Alors que le premier tour des élections municipales à Menton approche à grands pas, la campagne se renforce. Sandra Paire, candidate divers droite et ancienne première adjointe, a été l'invitée de la matinale d'Ici Azur. Lors de cet échange, elle a évoqué la fragmentation de la droite, ses défis judiciaires et ses priorités pour la ville.
« Je suis candidate pour gagner »
Avec 17 % des voix selon un sondage récent, Sandra Paire se défend de mener une candidature uniquement symbolique. "Je suis candidate pour gagner", déclare-t-elle, affirmant un "nouvel élan pour Menton", nom de sa liste. Alors que la droite se divise avec les candidatures de Louis Sarkozy et Florent Champion, elle assume son rôle avec détermination. Elle critique aussi l'arrivée récente de Louis Sarkozy, qu'elle qualifie de candidat parachuté, soulignant que "la légitimité repose sur l’ancrage local": "Je connais ma ville, j’y vis depuis 56 ans, j’ai défendu tous les dossiers, j’aime ma ville."

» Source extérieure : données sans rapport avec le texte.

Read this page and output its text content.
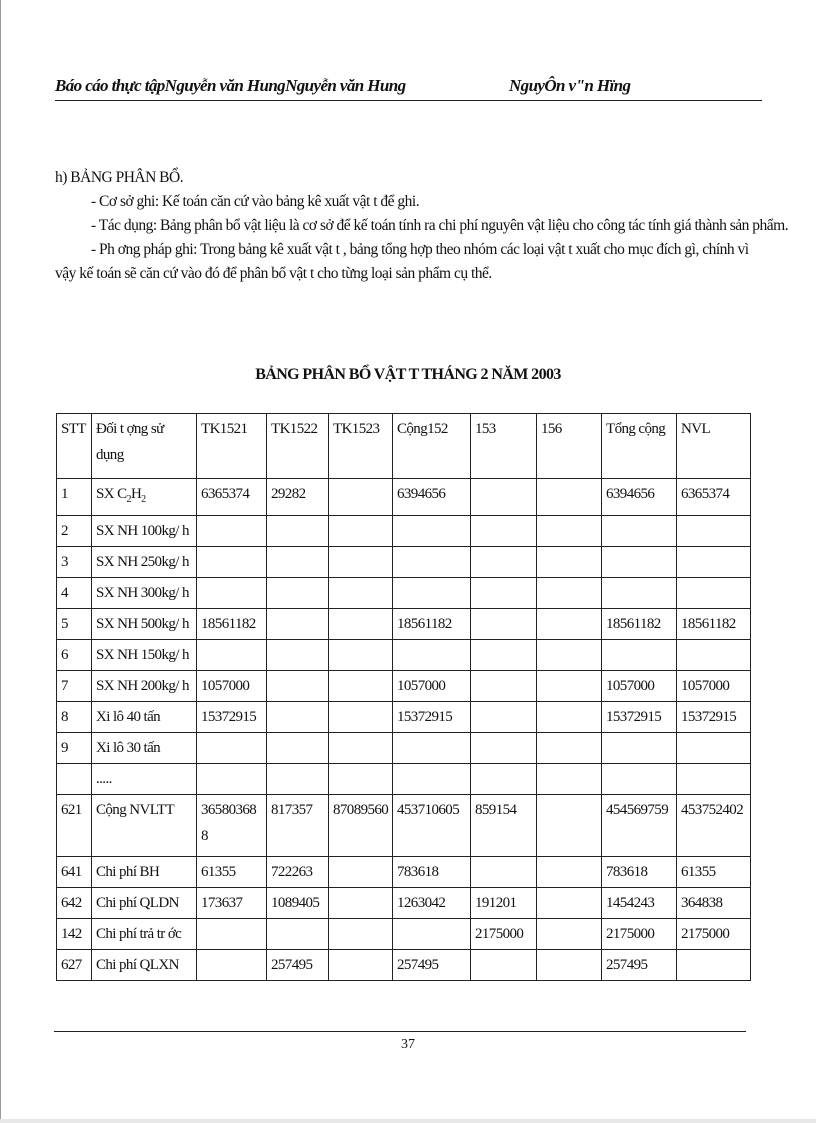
Báo cáo thực tậpNguyễn văn HungNguyễn văn Hung	NguyÔn v"n Hïng
h) BẢNG PHÂN BỔ.
- Cơ sở ghi: Kế toán căn cứ vào bảng kê xuất vật t để ghi.
- Tác dụng: Bảng phân bổ vật liệu là cơ sở để kế toán tính ra chi phí nguyên vật liệu cho công tác tính giá thành sản phẩm.
- Ph ơng pháp ghi: Trong bảng kê xuất vật t , bảng tổng hợp theo nhóm các loại vật t xuất cho mục đích gì, chính vì
vậy kế toán sẽ căn cứ vào đó để phân bổ vật t cho từng loại sản phẩm cụ thể.
BẢNG PHÂN BỔ VẬT T THÁNG 2 NĂM 2003
STT	Đối t ợng sử dụng	TK1521	TK1522	TK1523	Cộng152	153	156	Tổng cộng	NVL
1	SX $C_2H_2$	6365374	29282		6394656			6394656	6365374
2	SX NH 100kg/ h								
3	SX NH 250kg/ h								
4	SX NH 300kg/ h								
5	SX NH 500kg/ h	18561182			18561182			18561182	18561182
6	SX NH 150kg/ h								
7	SX NH 200kg/ h	1057000			1057000			1057000	1057000
8	Xi lô 40 tấn	15372915			15372915			15372915	15372915
9	Xi lô 30 tấn								
	.....								
621	Cộng NVLTT	365803688	817357	87089560	453710605	859154		454569759	453752402
641	Chi phí BH	61355	722263		783618			783618	61355
642	Chi phí QLDN	173637	1089405		1263042	191201		1454243	364838
142	Chi phí trả tr ớc					2175000		2175000	2175000
627	Chi phí QLXN		257495		257495			257495	
37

Une procédure judiciaire en toile de fond
Concernant sa situation judiciaire, actuellement en cours de cassation pour prise illégale d'intérêts, elle rappelle la présomption d'innocence. "Je me bats depuis cinq ans et finance seule ma défense, contrairement à d’autres élus qui ont recours à la protection fonctionnelle financée par la collectivité." À la question de sa capacité à être maire dans un an, elle laisse la place à la décision judiciaire à venir, appelant les électeurs à "attendre de voir".
Audit financier et priorité à la sécurité
Sur le fond, elle place les finances locales parmi ses priorités. Elle promet un audit financier dès le début du mandat, en évoquant des incertitudes sur certains dossiers, notamment concernant les plages. "Je veux un état réel des finances pour savoir ce qu’on peut faire tout de suite", indique-t-elle. Côté sécurité, elle s'engage à augmenter les effectifs de la police municipale de 50 %, promettant de passer de 32 à 46 agents sans alourdir la fiscalité. Elle dénonce les "gaspillages" actuels, tels que les 690 000 euros dépensés pour des services liés aux plages, arguant que cet argent aurait pu financer plusieurs postes policiers.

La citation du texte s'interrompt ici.